A smart contract is an open-source blockchain protocol that embeds the voluntary terms of an agreement between a buyer and a seller as a set of predefined rules in computer code and self-executes them when they’re met. For example, a smart contract could self-execute when a price or funding limit is reached or a certain period of time has elapsed. A smart contract enables credible transactions to be conducted without the need for intermediaries, allowing businesses to interact with enhanced legal stability and efficiency.

Smart contracts enable business parties to manage, access and govern asset tokens for any type of business object on a transparent and immutable digital ledger that is distributed to all parties and requires consensus for updates. A smart contract is not “smart” in the true sense of the word, it is rather only as clever as its creators. 

Importantly, if done right, smart contracts offer additional benefits over traditional legal contractual mechanisms, such as enhanced security, real-time monitoring and compliance and less auditing. All these advantages add up to significantly lower the cost and increase the speed of transacting between businesses, as parties can reach an agreement, formalize it in a contract and enforce this much sooner and more cost-effectively than before. 

Furthermore, smart contracts can reduce organizational bureaucracy and offer greater transparency over traditional contracts by establishing a decentralized autonomous organization, or DAO, which governs the smart contract independently. 

Much like traditional contracts, smart contracts can be applied to a vast array of purposes in industries like telecoms, banking, finance, insurance, education, media and more, such as to create financial derivatives, legally define ownership, set up rental agreements, manage intellectual property rights, establish usage agreements or run crowdfunding projects.  

A smart contract could, for example, ensure that a new vehicle is delivered to a buyer by a deadline or that funds are released on pre-agreed terms. 

The Origin of Smart Contracts

The concept of smart contracts was first introduced in 1994 by the pioneering cryptographer (and viable Satoshi Nakamoto candidate) Nick Szabo, who created the pseudo-cryptocurrency Bitgold in 1998. Szabo defined it as a computerized transaction log that executes the terms of a contract. 

However, it wasn’t until the advent of the Ethereum network two decades later that smart contracts began to catch on  and deliver on their promise. Unlike Bitcoin, Ethereum is more than just a digital store of value, and the virtual platform has served as a home for tens of thousands of new projects, first during the 2017 ICO boom and now for the new 2020 wave of decentralized finance (DeFi) applications that run on the Ethereum network as ERC20 tokens and smart contracts.

How Smart Contracts Work

Smart contracts can work on their own, interact with other smart contracts and even connect to external data sources through the use of oracles like Chainlink (LINK) and Band Protocol (BAND). For example, a series of smart contracts can be set up to create full network autonomy, where each contract will automatically execute only if the previous one has concluded. 
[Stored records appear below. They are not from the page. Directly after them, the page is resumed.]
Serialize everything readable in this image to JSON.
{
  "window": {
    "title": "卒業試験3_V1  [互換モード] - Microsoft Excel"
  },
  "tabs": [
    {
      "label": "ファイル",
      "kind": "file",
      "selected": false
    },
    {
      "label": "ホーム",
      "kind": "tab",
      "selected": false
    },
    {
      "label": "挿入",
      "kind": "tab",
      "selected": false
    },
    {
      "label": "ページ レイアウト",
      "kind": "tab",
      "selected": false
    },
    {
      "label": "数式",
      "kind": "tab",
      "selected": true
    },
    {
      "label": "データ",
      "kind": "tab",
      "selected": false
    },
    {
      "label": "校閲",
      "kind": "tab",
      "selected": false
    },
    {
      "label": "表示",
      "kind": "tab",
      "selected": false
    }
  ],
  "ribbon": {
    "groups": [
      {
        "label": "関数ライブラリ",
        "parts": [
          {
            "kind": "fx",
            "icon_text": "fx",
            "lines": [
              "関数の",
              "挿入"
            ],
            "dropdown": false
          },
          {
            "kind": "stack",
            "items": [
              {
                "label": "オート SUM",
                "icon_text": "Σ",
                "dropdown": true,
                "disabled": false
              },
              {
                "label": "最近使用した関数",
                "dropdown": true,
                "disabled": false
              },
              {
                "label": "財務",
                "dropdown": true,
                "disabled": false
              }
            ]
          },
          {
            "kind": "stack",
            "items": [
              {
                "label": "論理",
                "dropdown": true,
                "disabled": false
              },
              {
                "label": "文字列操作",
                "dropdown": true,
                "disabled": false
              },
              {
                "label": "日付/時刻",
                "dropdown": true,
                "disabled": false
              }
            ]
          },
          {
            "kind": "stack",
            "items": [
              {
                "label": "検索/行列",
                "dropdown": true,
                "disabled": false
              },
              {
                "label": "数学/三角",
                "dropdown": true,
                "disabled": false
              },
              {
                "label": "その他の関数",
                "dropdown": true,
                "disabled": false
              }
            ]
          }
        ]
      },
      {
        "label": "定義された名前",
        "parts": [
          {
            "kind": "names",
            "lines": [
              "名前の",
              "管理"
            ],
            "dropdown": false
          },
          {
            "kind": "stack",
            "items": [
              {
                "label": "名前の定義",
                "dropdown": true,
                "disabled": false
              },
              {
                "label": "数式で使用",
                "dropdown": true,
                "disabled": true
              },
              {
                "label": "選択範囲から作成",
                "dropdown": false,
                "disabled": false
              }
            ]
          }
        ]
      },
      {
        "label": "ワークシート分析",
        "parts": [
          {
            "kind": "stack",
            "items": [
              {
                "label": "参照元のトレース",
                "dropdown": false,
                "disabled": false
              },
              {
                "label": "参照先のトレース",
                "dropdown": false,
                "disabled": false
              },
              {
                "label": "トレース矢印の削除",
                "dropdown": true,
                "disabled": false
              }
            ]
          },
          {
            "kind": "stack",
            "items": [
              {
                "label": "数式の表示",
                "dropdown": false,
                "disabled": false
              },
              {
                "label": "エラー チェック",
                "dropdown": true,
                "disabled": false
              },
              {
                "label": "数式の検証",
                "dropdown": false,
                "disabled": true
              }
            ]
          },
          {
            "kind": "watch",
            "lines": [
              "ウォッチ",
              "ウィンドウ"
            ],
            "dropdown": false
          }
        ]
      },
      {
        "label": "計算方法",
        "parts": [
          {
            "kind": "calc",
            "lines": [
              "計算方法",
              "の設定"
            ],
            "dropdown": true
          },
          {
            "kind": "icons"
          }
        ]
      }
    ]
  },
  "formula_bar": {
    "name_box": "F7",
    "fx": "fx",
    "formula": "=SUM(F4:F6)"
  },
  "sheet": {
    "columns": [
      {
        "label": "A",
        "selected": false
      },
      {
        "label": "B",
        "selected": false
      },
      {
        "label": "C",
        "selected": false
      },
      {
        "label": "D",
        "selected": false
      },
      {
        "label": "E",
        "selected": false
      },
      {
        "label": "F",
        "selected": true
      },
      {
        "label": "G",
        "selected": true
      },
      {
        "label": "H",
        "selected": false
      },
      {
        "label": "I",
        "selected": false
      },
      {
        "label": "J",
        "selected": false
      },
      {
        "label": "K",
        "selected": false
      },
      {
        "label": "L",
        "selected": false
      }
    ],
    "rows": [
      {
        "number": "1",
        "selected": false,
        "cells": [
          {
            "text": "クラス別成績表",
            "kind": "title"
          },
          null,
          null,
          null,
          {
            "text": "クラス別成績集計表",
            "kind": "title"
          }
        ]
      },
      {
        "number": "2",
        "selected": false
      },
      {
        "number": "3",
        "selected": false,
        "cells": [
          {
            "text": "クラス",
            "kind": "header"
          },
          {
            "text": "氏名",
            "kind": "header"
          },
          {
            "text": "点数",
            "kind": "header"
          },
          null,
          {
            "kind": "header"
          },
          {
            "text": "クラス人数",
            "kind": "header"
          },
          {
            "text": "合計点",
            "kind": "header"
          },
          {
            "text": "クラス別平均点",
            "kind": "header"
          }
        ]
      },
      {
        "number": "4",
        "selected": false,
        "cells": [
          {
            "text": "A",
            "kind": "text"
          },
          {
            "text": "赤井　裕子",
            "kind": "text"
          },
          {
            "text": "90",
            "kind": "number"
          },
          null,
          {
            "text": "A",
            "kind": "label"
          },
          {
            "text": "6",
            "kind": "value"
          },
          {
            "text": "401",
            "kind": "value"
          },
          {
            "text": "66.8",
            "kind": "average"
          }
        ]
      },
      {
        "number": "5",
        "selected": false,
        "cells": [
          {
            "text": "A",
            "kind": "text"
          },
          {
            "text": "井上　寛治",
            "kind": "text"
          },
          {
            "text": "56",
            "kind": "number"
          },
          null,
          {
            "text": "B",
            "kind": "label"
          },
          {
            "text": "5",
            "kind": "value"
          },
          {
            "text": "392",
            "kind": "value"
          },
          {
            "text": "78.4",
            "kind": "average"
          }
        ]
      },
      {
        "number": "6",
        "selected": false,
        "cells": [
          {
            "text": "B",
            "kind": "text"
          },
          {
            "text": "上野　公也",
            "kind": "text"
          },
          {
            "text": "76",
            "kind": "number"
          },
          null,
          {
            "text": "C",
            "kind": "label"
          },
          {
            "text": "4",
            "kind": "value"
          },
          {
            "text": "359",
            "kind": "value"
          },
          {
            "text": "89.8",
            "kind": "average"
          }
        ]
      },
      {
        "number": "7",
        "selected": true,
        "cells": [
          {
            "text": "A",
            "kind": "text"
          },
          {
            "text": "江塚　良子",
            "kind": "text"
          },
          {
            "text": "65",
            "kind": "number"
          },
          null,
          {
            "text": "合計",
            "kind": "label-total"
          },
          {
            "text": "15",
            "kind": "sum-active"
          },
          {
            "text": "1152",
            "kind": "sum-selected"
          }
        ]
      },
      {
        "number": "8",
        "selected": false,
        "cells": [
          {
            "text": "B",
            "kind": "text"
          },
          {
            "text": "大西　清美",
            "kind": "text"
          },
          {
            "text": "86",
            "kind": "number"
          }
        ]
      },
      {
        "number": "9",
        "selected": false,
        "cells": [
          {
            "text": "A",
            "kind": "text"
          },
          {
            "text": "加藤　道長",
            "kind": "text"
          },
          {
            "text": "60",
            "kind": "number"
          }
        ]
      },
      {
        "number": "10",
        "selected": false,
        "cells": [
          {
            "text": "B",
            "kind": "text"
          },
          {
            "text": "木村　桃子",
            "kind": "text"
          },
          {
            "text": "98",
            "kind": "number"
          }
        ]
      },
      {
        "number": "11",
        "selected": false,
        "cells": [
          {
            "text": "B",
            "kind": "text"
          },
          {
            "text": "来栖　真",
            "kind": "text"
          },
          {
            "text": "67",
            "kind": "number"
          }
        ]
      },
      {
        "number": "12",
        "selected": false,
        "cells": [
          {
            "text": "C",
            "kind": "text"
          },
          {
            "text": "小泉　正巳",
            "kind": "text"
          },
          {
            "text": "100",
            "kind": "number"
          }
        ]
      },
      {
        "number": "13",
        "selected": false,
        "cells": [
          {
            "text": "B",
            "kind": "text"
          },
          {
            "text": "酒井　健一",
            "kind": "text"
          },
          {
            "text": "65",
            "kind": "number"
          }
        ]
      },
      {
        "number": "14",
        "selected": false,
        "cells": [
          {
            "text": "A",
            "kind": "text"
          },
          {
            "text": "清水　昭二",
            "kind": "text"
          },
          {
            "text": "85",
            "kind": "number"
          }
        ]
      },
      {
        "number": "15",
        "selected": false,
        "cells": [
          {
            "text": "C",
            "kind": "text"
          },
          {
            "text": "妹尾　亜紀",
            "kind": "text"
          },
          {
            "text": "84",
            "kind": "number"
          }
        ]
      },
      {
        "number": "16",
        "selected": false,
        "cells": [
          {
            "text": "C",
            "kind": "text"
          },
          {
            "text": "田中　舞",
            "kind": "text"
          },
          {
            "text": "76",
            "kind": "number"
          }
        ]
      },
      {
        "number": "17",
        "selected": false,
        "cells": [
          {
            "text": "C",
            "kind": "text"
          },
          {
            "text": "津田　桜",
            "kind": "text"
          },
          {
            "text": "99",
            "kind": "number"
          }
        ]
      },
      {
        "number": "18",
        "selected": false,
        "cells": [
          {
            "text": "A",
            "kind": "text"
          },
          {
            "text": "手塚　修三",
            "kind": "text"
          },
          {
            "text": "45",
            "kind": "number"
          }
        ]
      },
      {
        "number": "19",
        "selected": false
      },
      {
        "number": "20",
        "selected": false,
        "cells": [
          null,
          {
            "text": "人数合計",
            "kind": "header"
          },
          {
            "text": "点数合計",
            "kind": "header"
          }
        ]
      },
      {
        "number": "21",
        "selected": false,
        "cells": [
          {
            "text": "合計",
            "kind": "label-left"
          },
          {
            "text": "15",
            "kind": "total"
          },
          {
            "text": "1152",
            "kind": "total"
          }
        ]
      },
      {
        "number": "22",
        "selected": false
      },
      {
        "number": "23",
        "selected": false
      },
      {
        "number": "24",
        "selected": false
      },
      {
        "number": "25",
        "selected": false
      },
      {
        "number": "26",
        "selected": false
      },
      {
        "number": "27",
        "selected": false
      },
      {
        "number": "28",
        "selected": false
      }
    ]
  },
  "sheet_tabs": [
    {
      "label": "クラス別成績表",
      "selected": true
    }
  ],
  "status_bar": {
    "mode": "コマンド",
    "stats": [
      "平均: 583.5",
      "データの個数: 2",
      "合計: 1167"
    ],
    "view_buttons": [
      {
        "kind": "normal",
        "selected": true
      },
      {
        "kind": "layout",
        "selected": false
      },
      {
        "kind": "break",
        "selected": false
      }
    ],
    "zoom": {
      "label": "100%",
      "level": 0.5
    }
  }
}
There are several main parts, or objects, to a smart contract. These are 1) the signatories (two or more contract users), 2) the agreement subject which exists within the contracts environment, such as a crypto asset, and 3) specific terms, written in the relevant native programming language, that define the protocol’s rules and rewards or punishes users based on their behavior. 

Smart Contracts and Security

Smart contracts may use a combination of trusted security and encryption tools like HTTPS and SSL certificates, and are also usually subjected to third-party audits to ensure their safety. The rapid ascent of the DeFi space this year has created a slew of new protocols largely untested, rushed to a live environment and not properly audited, if at all. As a result in 2020, hundreds of millions of dollars have been lost by investors due to hacks, exit scams and software bugs. 

Since September 2020 alone, the DeFi protocols Value, Origin, Akropolis and Harvest have suffered smart contract breaches. It is advised to tread careful when interacting with a DeFi smart contract and do your own research on the project. 

In general though, the future of smart contracts are very bright, with a number of growing virtual asset networks like NEO, Ontology (ONT), Binance Coin (BNB) and Cardano (ADA) competing with Ethereum and further evolving their use.